Ein Gipfel allein wird das Euro-Entscheidungsknäuel nicht entwirren. Doch eines sollten die Politiker bei allen Rettungsbemühungen im Hinterkopf behalten: Über die Zukunft der Währungsunion wird nicht in Athen entschieden, sondern in Rom. Ein Kommentar von Holger Steltzner

© dapd Vergrößern Bundeskanzlerin Merkel inmitten der Herren Leterme, Barroso, Trichet und Katainen (von links)

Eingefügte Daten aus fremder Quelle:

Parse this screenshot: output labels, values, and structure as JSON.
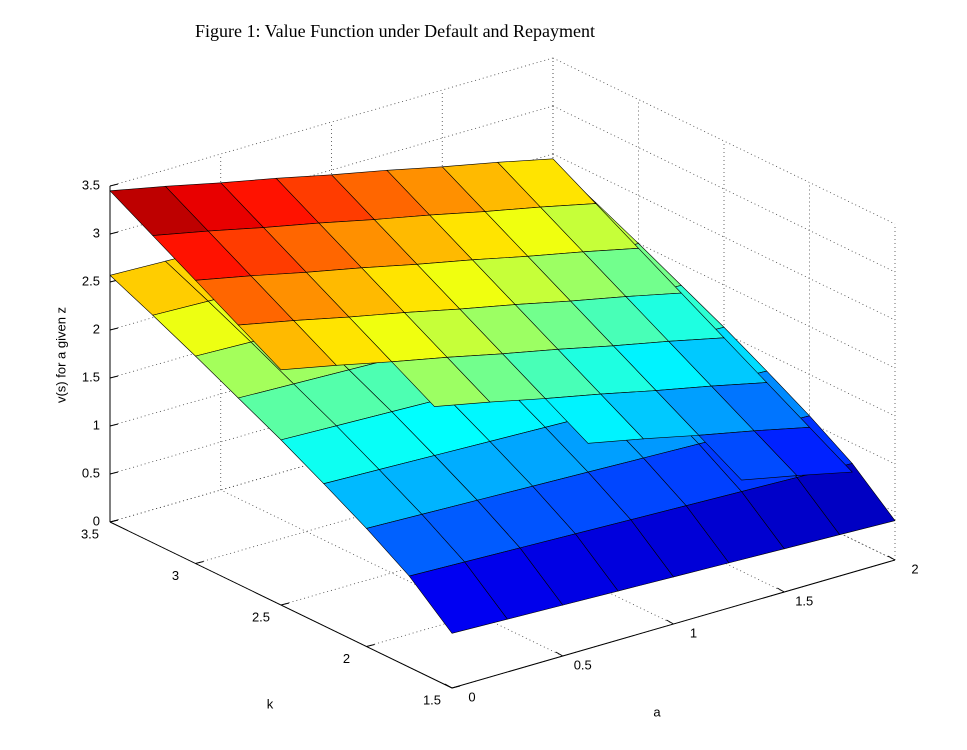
{
  "chart_data": {
    "type": "surface",
    "title": "Figure 1: Value Function under Default and Repayment",
    "xlabel": "a",
    "ylabel": "k",
    "zlabel": "v(s) for a given z",
    "colormap": "jet",
    "grid": true,
    "x": [
      0,
      0.25,
      0.5,
      0.75,
      1,
      1.25,
      1.5,
      1.75,
      2
    ],
    "y": [
      1.5,
      1.75,
      2,
      2.25,
      2.5,
      2.75,
      3,
      3.25,
      3.5
    ],
    "xlim": [
      0,
      2
    ],
    "xticks": [
      0,
      0.5,
      1,
      1.5,
      2
    ],
    "ylim": [
      1.5,
      3.5
    ],
    "yticks": [
      1.5,
      2,
      2.5,
      3,
      3.5
    ],
    "zlim": [
      0,
      3.5
    ],
    "zticks": [
      0,
      0.5,
      1,
      1.5,
      2,
      2.5,
      3,
      3.5
    ],
    "series": [
      {
        "values": [
          [
            0.57,
            0.55,
            0.53,
            0.51,
            0.49,
            0.47,
            0.45,
            0.43,
            0.41
          ],
          [
            0.95,
            0.93,
            0.91,
            0.89,
            0.87,
            0.85,
            0.83,
            0.81,
            0.79
          ],
          [
            1.23,
            1.21,
            1.19,
            1.17,
            1.15,
            1.13,
            1.11,
            1.09,
            1.07
          ],
          [
            1.48,
            1.46,
            1.44,
            1.42,
            1.4,
            1.38,
            1.36,
            1.34,
            1.32
          ],
          [
            1.72,
            1.7,
            1.68,
            1.66,
            1.64,
            1.62,
            1.6,
            1.58,
            1.56
          ],
          [
            1.94,
            1.92,
            1.9,
            1.88,
            1.86,
            1.84,
            1.82,
            1.8,
            1.78
          ],
          [
            2.16,
            2.14,
            2.12,
            2.1,
            2.08,
            2.06,
            2.04,
            2.02,
            2.0
          ],
          [
            2.37,
            2.35,
            2.33,
            2.31,
            2.29,
            2.27,
            2.25,
            2.23,
            2.21
          ],
          [
            2.57,
            2.55,
            2.53,
            2.51,
            2.49,
            2.47,
            2.45,
            2.43,
            2.41
          ]
        ]
      },
      {
        "values": [
          [
            null,
            null,
            null,
            null,
            null,
            null,
            null,
            null,
            0.45
          ],
          [
            null,
            null,
            null,
            null,
            null,
            null,
            0.95,
            0.83,
            0.7
          ],
          [
            null,
            null,
            null,
            null,
            1.45,
            1.33,
            1.2,
            1.08,
            0.95
          ],
          [
            null,
            null,
            1.95,
            1.83,
            1.7,
            1.58,
            1.45,
            1.33,
            1.2
          ],
          [
            2.45,
            2.33,
            2.2,
            2.08,
            1.95,
            1.83,
            1.7,
            1.58,
            1.45
          ],
          [
            2.7,
            2.58,
            2.45,
            2.33,
            2.2,
            2.08,
            1.95,
            1.83,
            1.7
          ],
          [
            2.95,
            2.83,
            2.7,
            2.58,
            2.45,
            2.33,
            2.2,
            2.08,
            1.95
          ],
          [
            3.2,
            3.08,
            2.95,
            2.83,
            2.7,
            2.58,
            2.45,
            2.33,
            2.2
          ],
          [
            3.45,
            3.33,
            3.2,
            3.08,
            2.95,
            2.83,
            2.7,
            2.58,
            2.45
          ]
        ]
      }
    ]
  }
}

Wer die „desaströse Wirkung“ des EU-Gipfelmarathons beklagt, muss sich fragen lassen, warum er das aktuelle Euro-Krisentreffen zum Erlösungsgipfel stilisiert hat. Allein der Themenwirrwarr des Euro-Entscheidungsknäuels belegt, dass ein Gipfel allein den gordischen Knoten nicht durchschlagen kann: Auszahlung der nächsten Kredittranche und Aufstockung des zweiten Hilfspakets für Griechenland, Steigerung des Kapitalbedarfs in Hellas von 109 auf 252 oder 444 Milliarden Euro, Rekapitalisierung der europäischen Banken als Voraussetzung für den Schuldenschnitt Griechenlands, Hebelung des Euro-Krisenfonds, um Rettungsbillionen zu mobilisieren. Und dann auch noch Vorbereitung von Änderungen der EU-Verträge, um die Aufsicht über die Haushaltspolitik zu verbessern oder um Schulden zu vergemeinschaften (Stichwort „Fiskalunion“).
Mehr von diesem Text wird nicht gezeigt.